Depuis le 22 janvier 2026, les États-Unis ne participent plus aux activités de l’Organisation mondiale de la Santé (OMS). L’administration Trump a mené à terme un retrait amorcé dès le début de son second mandat, mettant fin à plusieurs décennies d’engagement américain au sein de l’organisation onusienne.
Un retrait aux conséquences immédiates
Pour appliquer le décret présidentiel, le gouvernement américain a suspendu tout financement destiné à l’OMS, privant ainsi l’organisation d’une part importante de ses ressources.
Les autorités ont rappelé tout le personnel et les contractuels américains affectés à l’OMS, qu’ils travaillent au siège de Genève ou dans les bureaux régionaux. Washington a suspendu ou annulé des centaines de programmes, partenariats et engagements techniques.

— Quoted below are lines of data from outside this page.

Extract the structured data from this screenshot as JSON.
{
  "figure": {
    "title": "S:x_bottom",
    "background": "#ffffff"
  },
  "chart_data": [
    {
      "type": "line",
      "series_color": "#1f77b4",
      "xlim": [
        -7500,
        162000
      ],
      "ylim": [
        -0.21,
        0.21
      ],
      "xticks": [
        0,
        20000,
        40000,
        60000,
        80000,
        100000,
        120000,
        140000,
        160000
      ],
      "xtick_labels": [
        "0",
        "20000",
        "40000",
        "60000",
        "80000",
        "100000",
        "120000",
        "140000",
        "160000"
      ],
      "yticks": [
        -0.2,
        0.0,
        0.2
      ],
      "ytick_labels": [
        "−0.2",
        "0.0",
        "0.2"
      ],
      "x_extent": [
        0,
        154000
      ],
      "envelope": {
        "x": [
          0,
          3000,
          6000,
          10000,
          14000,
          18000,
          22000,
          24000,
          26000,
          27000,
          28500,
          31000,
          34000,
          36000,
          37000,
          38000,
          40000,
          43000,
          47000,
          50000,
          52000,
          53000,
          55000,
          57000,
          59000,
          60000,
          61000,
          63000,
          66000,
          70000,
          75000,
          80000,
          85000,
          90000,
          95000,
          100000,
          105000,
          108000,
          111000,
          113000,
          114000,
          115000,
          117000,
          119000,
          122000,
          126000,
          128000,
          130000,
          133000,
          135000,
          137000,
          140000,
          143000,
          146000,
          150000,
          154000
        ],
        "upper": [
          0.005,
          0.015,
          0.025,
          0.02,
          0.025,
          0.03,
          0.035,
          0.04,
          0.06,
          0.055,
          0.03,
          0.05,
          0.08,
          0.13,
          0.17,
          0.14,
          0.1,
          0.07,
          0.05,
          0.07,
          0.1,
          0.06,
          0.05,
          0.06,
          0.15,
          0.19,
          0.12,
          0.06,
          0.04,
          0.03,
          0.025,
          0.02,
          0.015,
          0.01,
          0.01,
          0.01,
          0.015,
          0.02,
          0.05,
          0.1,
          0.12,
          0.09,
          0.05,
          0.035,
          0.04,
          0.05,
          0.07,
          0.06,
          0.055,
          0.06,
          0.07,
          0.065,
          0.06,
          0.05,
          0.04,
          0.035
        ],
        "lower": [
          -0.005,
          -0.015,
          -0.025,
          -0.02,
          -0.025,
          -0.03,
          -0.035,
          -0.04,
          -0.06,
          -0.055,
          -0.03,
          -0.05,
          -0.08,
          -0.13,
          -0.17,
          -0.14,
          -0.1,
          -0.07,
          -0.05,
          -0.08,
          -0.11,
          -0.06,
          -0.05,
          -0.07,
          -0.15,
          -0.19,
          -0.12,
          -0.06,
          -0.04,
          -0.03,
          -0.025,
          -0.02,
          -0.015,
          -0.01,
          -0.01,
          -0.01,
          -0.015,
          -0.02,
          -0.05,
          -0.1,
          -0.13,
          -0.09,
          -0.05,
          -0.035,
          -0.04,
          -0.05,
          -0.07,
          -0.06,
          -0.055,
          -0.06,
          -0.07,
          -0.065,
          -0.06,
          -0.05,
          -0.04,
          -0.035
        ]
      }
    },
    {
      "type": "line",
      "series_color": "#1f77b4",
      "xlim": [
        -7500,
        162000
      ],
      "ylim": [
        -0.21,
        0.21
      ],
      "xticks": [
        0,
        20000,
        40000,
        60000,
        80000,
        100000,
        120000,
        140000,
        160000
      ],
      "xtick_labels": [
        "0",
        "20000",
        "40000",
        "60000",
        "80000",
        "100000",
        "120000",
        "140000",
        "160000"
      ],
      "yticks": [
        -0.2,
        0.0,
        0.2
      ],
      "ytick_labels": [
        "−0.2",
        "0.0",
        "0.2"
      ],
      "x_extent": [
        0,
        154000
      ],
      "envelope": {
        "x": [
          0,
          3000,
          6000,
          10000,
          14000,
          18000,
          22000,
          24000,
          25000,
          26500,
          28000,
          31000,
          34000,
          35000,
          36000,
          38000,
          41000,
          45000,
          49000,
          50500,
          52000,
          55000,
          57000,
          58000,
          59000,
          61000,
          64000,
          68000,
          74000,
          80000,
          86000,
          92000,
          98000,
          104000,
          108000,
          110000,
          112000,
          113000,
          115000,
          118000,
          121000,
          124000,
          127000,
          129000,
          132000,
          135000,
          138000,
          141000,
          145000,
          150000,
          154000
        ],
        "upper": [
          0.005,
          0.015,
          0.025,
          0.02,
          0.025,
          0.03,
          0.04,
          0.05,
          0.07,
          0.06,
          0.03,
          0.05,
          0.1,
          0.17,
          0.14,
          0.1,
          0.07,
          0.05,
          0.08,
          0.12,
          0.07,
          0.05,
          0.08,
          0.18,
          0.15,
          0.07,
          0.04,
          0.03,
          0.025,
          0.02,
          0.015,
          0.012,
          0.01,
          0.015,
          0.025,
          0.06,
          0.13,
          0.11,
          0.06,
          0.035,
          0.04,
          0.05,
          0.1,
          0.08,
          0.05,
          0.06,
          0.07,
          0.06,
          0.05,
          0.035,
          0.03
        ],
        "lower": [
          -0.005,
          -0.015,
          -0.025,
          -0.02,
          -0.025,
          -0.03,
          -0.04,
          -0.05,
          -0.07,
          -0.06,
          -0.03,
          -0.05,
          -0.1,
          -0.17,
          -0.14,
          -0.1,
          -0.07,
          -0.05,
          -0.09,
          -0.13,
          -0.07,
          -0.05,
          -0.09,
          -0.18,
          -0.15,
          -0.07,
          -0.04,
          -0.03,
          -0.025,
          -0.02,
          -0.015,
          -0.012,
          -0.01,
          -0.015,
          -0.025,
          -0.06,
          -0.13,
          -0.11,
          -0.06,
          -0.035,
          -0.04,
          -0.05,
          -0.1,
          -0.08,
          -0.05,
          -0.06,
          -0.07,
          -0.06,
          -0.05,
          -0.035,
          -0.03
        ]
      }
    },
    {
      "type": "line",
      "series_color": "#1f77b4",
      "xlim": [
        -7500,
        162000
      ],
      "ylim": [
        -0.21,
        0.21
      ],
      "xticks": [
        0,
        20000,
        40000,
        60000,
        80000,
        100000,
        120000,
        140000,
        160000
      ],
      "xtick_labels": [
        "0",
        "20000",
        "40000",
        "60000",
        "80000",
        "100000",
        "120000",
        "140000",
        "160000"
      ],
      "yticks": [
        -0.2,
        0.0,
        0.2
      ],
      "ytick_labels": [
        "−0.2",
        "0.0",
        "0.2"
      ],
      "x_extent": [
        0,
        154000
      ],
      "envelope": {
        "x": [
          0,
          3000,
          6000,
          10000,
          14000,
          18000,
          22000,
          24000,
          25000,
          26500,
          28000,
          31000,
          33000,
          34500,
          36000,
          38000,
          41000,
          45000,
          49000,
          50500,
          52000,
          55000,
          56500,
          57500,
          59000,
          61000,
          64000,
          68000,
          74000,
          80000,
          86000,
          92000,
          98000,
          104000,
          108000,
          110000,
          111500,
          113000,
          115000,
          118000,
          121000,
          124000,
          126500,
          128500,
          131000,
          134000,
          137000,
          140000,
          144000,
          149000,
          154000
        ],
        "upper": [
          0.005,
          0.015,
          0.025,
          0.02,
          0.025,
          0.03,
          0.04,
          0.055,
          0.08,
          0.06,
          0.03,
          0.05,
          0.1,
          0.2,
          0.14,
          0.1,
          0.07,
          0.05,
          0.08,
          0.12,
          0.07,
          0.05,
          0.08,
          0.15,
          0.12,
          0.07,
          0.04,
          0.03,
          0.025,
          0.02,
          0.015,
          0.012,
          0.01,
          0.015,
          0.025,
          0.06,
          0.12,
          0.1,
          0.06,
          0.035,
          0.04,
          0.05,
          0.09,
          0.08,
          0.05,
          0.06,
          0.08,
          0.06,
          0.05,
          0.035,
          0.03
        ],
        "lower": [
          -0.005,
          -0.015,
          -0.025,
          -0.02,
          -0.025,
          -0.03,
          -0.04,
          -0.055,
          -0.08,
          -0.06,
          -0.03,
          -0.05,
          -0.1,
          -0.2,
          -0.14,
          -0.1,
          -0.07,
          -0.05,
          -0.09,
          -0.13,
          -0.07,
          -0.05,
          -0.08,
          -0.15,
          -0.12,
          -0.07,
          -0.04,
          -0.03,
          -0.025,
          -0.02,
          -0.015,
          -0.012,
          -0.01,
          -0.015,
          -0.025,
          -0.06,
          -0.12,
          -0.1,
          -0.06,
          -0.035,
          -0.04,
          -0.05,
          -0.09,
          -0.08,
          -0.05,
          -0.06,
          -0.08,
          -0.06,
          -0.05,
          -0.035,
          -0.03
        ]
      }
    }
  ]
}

De plus, les États-Unis ont cessé de participer aux comités, organes de gouvernance et groupes de travail techniques de l’organisation.
Une décision mûrie depuis plusieurs années
Selon une fiche d’information officielle, l’administration américaine a fait du retrait de l’OMS une priorité politique depuis 2020. Lors de son premier mandat, Donald Trump avait déjà tenté de désengager les États-Unis en reprochant à l’organisation sa gestion de la pandémie de COVID-19. Le 20 janvier 2025, le président a signé le décret exécutif 14155, lançant officiellement la procédure de retrait.
Un argument financier au cœur du discours américain
Washington justifie sa décision par des considérations budgétaires. Les autorités américaines estiment qu’elles ont financé l’organisation de manière disproportionnée, avec des contributions obligatoires annuelles moyennes de 111 millions de dollars et environ 570 millions de dollars de contributions volontaires. Au fil des années, ces versements ont représenté plusieurs milliards de dollars, dépassant parfois le total cumulé des contributions de nombreux autres États membres.
Des critiques persistantes contre l’OMS
Washington reproche également à l’OMS des manquements institutionnels graves. Selon le gouvernement américain, l’organisation a failli dans la gestion de la pandémie apparue à Wuhan, refusé de mettre en œuvre les réformes nécessaires et manqué de responsabilité, de transparence et d’indépendance.
Un départ désormais irréversible
Le gouvernement américain a respecté le préavis d’un an requis par les règles de l’OMS et a quitté l’organisation le 22 janvier 2026. Les États-Unis mettent ainsi fin à leur statut de membre fondateur et ouvrent une nouvelle phase d’incertitude pour la gouvernance mondiale de la santé.